In my own defence, it should be noted that I had been told my form of epilepsy wouldn’t result in seizures once I reached my adolescence, and I had never had a particularly bad reactions to strobe lights when they had been tested in the past. So, this caused me to enter the Barry Disco.


At first, it was quite fun. The music pounding in your ears and the people dancing around and the lights- all the lights. I can’t fully explain it, but it seemed like everything around me slowed down. The lights and the people and the sound which I had been enjoying all slowed down until I felt sick. Everything felt too much: it was too hot, too clammy, too dizzy.

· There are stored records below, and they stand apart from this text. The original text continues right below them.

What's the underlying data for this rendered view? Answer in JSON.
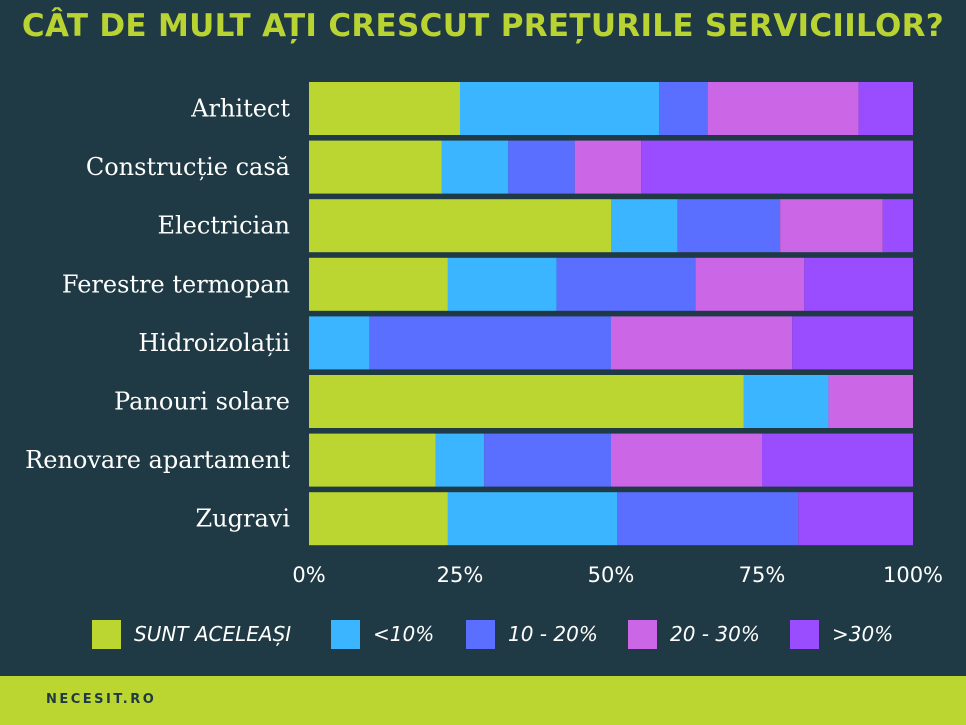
{
  "title": "CÂT DE MULT AȚI CRESCUT PREȚURILE SERVICIILOR?",
  "footer": {
    "brand": "NECESIT.RO"
  },
  "chart_data": {
    "type": "bar",
    "orientation": "horizontal",
    "stacked": true,
    "title": "CÂT DE MULT AȚI CRESCUT PREȚURILE SERVICIILOR?",
    "xlabel": "",
    "ylabel": "",
    "xlim": [
      0,
      100
    ],
    "ticks": [
      "0%",
      "25%",
      "50%",
      "75%",
      "100%"
    ],
    "tick_values": [
      0,
      25,
      50,
      75,
      100
    ],
    "legend_position": "bottom",
    "categories": [
      "Arhitect",
      "Construcție casă",
      "Electrician",
      "Ferestre termopan",
      "Hidroizolații",
      "Panouri solare",
      "Renovare apartament",
      "Zugravi"
    ],
    "series": [
      {
        "name": "SUNT ACELEAȘI",
        "color": "#bcd631",
        "values": [
          25,
          22,
          50,
          23,
          0,
          72,
          21,
          23
        ]
      },
      {
        "name": "<10%",
        "color": "#3bb5ff",
        "values": [
          33,
          11,
          11,
          18,
          10,
          14,
          8,
          28
        ]
      },
      {
        "name": "10 - 20%",
        "color": "#5a6fff",
        "values": [
          8,
          11,
          17,
          23,
          40,
          0,
          21,
          30
        ]
      },
      {
        "name": "20 - 30%",
        "color": "#cb66e6",
        "values": [
          25,
          11,
          17,
          18,
          30,
          14,
          25,
          0
        ]
      },
      {
        "name": ">30%",
        "color": "#9a4cff",
        "values": [
          9,
          45,
          5,
          18,
          20,
          0,
          25,
          19
        ]
      }
    ]
  }
}
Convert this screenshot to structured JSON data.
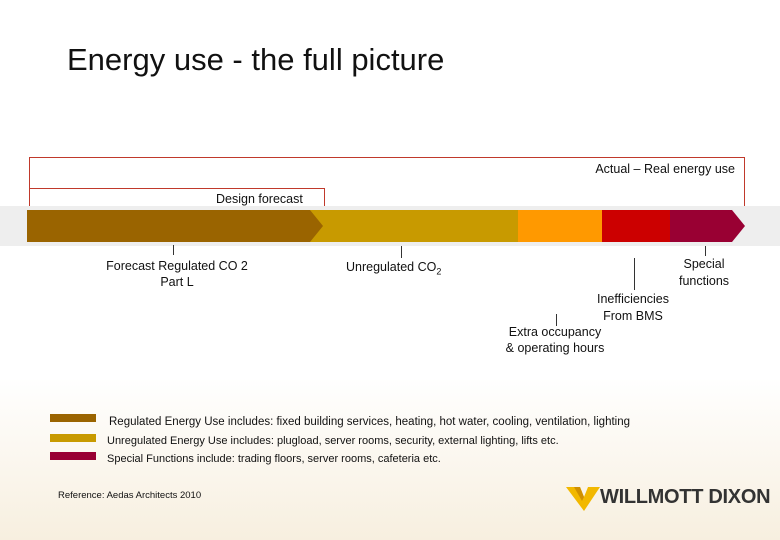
{
  "header": {
    "title": "Energy use - the full picture"
  },
  "bands": {
    "actual": "Actual – Real energy use",
    "design": "Design forecast"
  },
  "labels": {
    "regulated": [
      "Forecast Regulated CO 2",
      "Part L"
    ],
    "unregulated": {
      "text": "Unregulated CO",
      "sub": "2"
    },
    "special": [
      "Special",
      "functions"
    ],
    "inefficiencies": [
      "Inefficiencies",
      "From BMS"
    ],
    "occupancy": [
      "Extra occupancy",
      "& operating hours"
    ]
  },
  "legend": [
    "Regulated Energy Use includes: fixed building services, heating, hot water, cooling, ventilation, lighting",
    "Unregulated Energy Use includes: plugload, server rooms, security, external lighting, lifts etc.",
    "Special Functions include: trading floors, server rooms, cafeteria etc."
  ],
  "footer": {
    "reference": "Reference:  Aedas Architects 2010",
    "logo": "WILLMOTT DIXON"
  }
}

So, I ran out of the disco and came to in the wind tunnel (next to the undercroft), slumped on the ground. I don’t know how long I was there for, but I remember my sister walking through, and I told her that I “may be having a seizure.” According to my own memory, I just kept saying that I was having a seizure, only for my sister to walk away in favour of seeing the thrift store and I remember the feeling of utter betrayal. Though according to my sister, she left to get me something to eat. I'll give her the benefit of the doubt.


I don’t know how long I spent in the wind tunnel because the next thing I remember was a teacher standing over me asking what I was doing here. I told her I was ‘probably’ having a seizure because honestly at this point, I wasn’t exactly sure. My sister came back, with a cookie in her hand, telling the teacher who she was and that she could call our mum. They let our mother know and before long I was on the school golf cart to the health centre.


If you have never been on one of the school golf carts, then you need to figure out a way: because it is a joy. Driving through the school you would usually be walking through like a peasant and experiencing the rocky road beneath the wheels, feeling sick off your head, is the best feeling in the world. The health centre quickly placed me on a bean bag, and I slept until my mum came from work to pick me up. I was unfortunately not able to watch the Loreto concert until the next year, a true crime I know (I was robbed.)


Loreto Day is an unforgettable experience where we get to change the lives of so many people. I have since enjoyed many full and fun Loreto days (minus the seizures), however my first was an unforgettable experience full of the fictitious betrayal, drama and a somewhat epileptic year 7 in a wind tunnel.